Rabu, 01 Februari 2012

Pindah Frekuensi... Menuju Matang

Pindah Frekuensi... Menuju Matang

Kawan dekat saya sejak kecil, sahabat sekaligus saudara, panggil saja Ujang, cerita pada saya di salah satu pondokan di dekat rumah. Dia seorang santri di pesantren besar di Kediri. Pulang ke kampung selama libur ramadhan.

Dia bercerita: saya jauh dengan keluarga saya sekarang. Maksudnya, saya jadi nggak suka. Mungkin malah benci. Saya bisa merasa tenang belajar di pesantren. Tapi ketika pulang, setiap hari selalu saja saya berhadapan dengan kenyataan konflik yang sebenarnya nggak penting. Mamah ngobrolin kejelekan kakak ipar. Kakak ipar juga sebaliknya. Ditambah lagi keluarga saya itu suka berbohong, dan saya itu nggak suka. Makanya, untuk menenangkan diri, saya tidur di pondokan saja. Saya ke rumah cuma numpang makan.

Saya cerita: Ada beberapa faktor kenapa kamu kayak gitu, Jang, setidaknya menurut yang saya tahu sedikit-sedikit.
1. Kamu sedang berpindah frekuensi. Sekarang bayangkan radio. Untuk pindah dari satu frekuensi ke frekuensi lain, pasti ada dulu suara keresek. Nah, begitu. Dari dulu keluarga kamu, anggap saja, sudah seperti itu. Tapi kamu merasa tidak masalah karena kamu masih berada dalam frekuensi mereka. Ketika kamu mesantren, kamu belajar banyak, kamu bertumbuh. Hal yang menuntut perpindahan frekuensi secara alamiah. Dan untuk mencapai frekuensi baru yang menentramkan itu, kamu harus melewati ‘jarak’ yang bersuara ‘keresek’ itu.
2. Kamu juga sedang dalam proses adaptasi dengan frekuensi baru itu. Ibarat frekuensinya udah dapet, tapi belum tepat. Nah, itulah proses adaptasi. Kamu menyesuaikan diri. Dan yang namanya menyesuaikan itu tak selalu mudah. Apalagi dalam konteks hidup. Pasti melibatkan tarik-ulur perasaan.
3. Keluarga kamu terjebak sepenuhnya oleh cara bersikap khas sinetron yang memandang segala sesuatu serba hitam putih. Membikin saling curiga dan buruk sangka. Karena mereka tidak punya kegiatan lain selain urusan rumah tangga, maka apa yang mereka tonton itu tidak tersaring dengan baik. Akibatnya, secara tidak sadar menjadi ‘penuntun’ sikap dalam kehidupan sehari-hari. Tapi kamu, setelah mesantren, telah belajar banyak, membaca banyak buku, otomatis telah memiliki filter dan pengetahuan yang cukup. Sehingga, ketika melihat semua itu, kamu merasa jengah karena sebetulnya itu salah. Contoh: orang yang tahu kalau kantong keresek bisa merusak kelestarian dan kehijauan lingkungan, akan merasa jengah dengan orang-orang yang seenaknya menggunakan kantong keresek. Tapi yang tidak tahu atau tidak peduli mah fine-fine aja.
Dia jawab: saya hanya takut saya berdosa karena memiliki perasaan semacam ini. Kebencian ini. Padahal saya tidak menginginkanya.

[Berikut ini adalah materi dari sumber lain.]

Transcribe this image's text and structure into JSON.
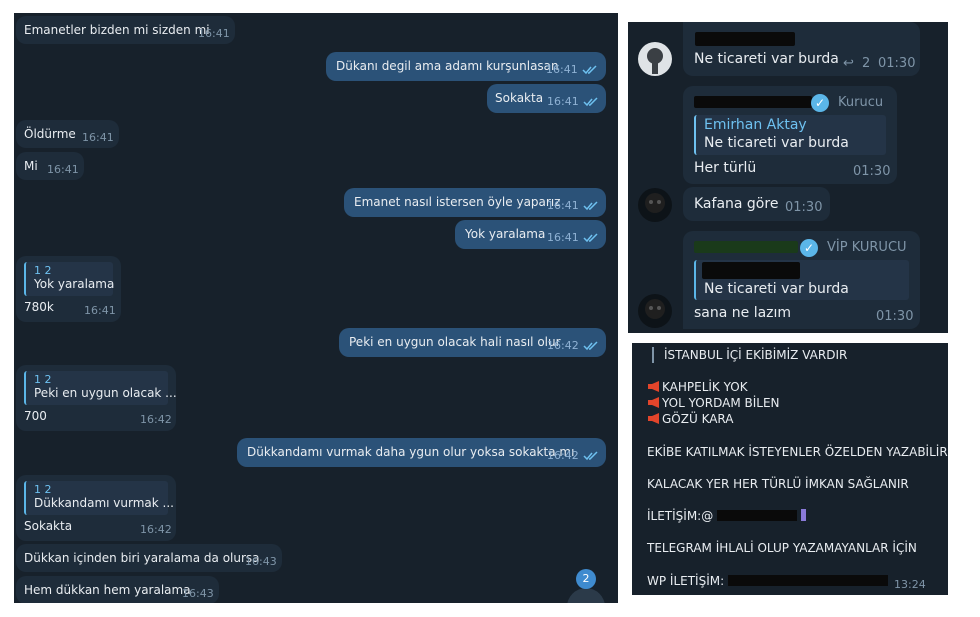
{
  "left": {
    "messages": [
      {
        "text": "Emanetler bizden mi sizden mi",
        "time": "16:41",
        "dir": "in"
      },
      {
        "text": "Dükanı degil ama adamı kurşunlasan",
        "time": "16:41",
        "dir": "out"
      },
      {
        "text": "Sokakta",
        "time": "16:41",
        "dir": "out"
      },
      {
        "text": "Öldürme",
        "time": "16:41",
        "dir": "in"
      },
      {
        "text": "Mi",
        "time": "16:41",
        "dir": "in"
      },
      {
        "text": "Emanet nasıl istersen öyle yaparız",
        "time": "16:41",
        "dir": "out"
      },
      {
        "text": "Yok yaralama",
        "time": "16:41",
        "dir": "out"
      },
      {
        "quote_name": "1 2",
        "quote_text": "Yok yaralama",
        "text": "780k",
        "time": "16:41",
        "dir": "in"
      },
      {
        "text": "Peki en uygun olacak hali nasıl olur",
        "time": "16:42",
        "dir": "out"
      },
      {
        "quote_name": "1 2",
        "quote_text": "Peki en uygun olacak ...",
        "text": "700",
        "time": "16:42",
        "dir": "in"
      },
      {
        "text": "Dükkandamı vurmak daha ygun olur yoksa sokakta mı",
        "time": "16:42",
        "dir": "out"
      },
      {
        "quote_name": "1 2",
        "quote_text": "Dükkandamı vurmak ...",
        "text": "Sokakta",
        "time": "16:42",
        "dir": "in"
      },
      {
        "text": "Dükkan içinden biri yaralama da olursa",
        "time": "16:43",
        "dir": "in"
      },
      {
        "text": "Hem dükkan hem yaralama",
        "time": "16:43",
        "dir": "in"
      }
    ],
    "unread_badge": "2"
  },
  "top_right": {
    "msg1": {
      "text": "Ne ticareti var burda",
      "replies": "2",
      "time": "01:30"
    },
    "msg2": {
      "role": "Kurucu",
      "quote_name": "Emirhan Aktay",
      "quote_text": "Ne ticareti var burda",
      "text": "Her türlü",
      "time": "01:30"
    },
    "msg3": {
      "text": "Kafana göre",
      "time": "01:30"
    },
    "msg4": {
      "role": "VİP KURUCU",
      "quote_text": "Ne ticareti var burda",
      "text": "sana ne lazım",
      "time": "01:30"
    }
  },
  "bottom_right": {
    "line1": "İSTANBUL İÇİ EKİBİMİZ VARDIR",
    "bullets": [
      "KAHPELİK YOK",
      "YOL YORDAM BİLEN",
      "GÖZÜ KARA"
    ],
    "line2": "EKİBE KATILMAK İSTEYENLER ÖZELDEN YAZABİLİR",
    "line3": "KALACAK YER HER TÜRLÜ İMKAN SAĞLANIR",
    "contact_label": "İLETİŞİM:@",
    "line4": "TELEGRAM İHLALİ OLUP YAZAMAYANLAR İÇİN",
    "wp_label": "WP İLETİŞİM:",
    "time": "13:24"
  },
  "colors": {
    "incoming": "#1e2c3a",
    "outgoing": "#2b5278",
    "background": "#17212b",
    "accent": "#5bb6e8"
  }
}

Saya jawab lagi: Allah kan Maha Tahu, Allah Maha Mengerti. Yang perlu kamu lakukan sekarang, menurut saya sih, cuma, (1) memohon pertolongan Allah agar tidak terjebak dalam kebencian yang bersifat personal, jadi bencilah sama sikapnya, jangan sama orangnya, (2) agar bisa bersikap lebih arif, karena bagaimanapun kamu beruntung dapat pengetahuan yang lebih sehingga dapat melihat kesalahan ini, (3) dibawa rileks sajalah. Kalau tegang dan terlalu diporsir nanti malah semakin membikin kesal dan marah. Oke?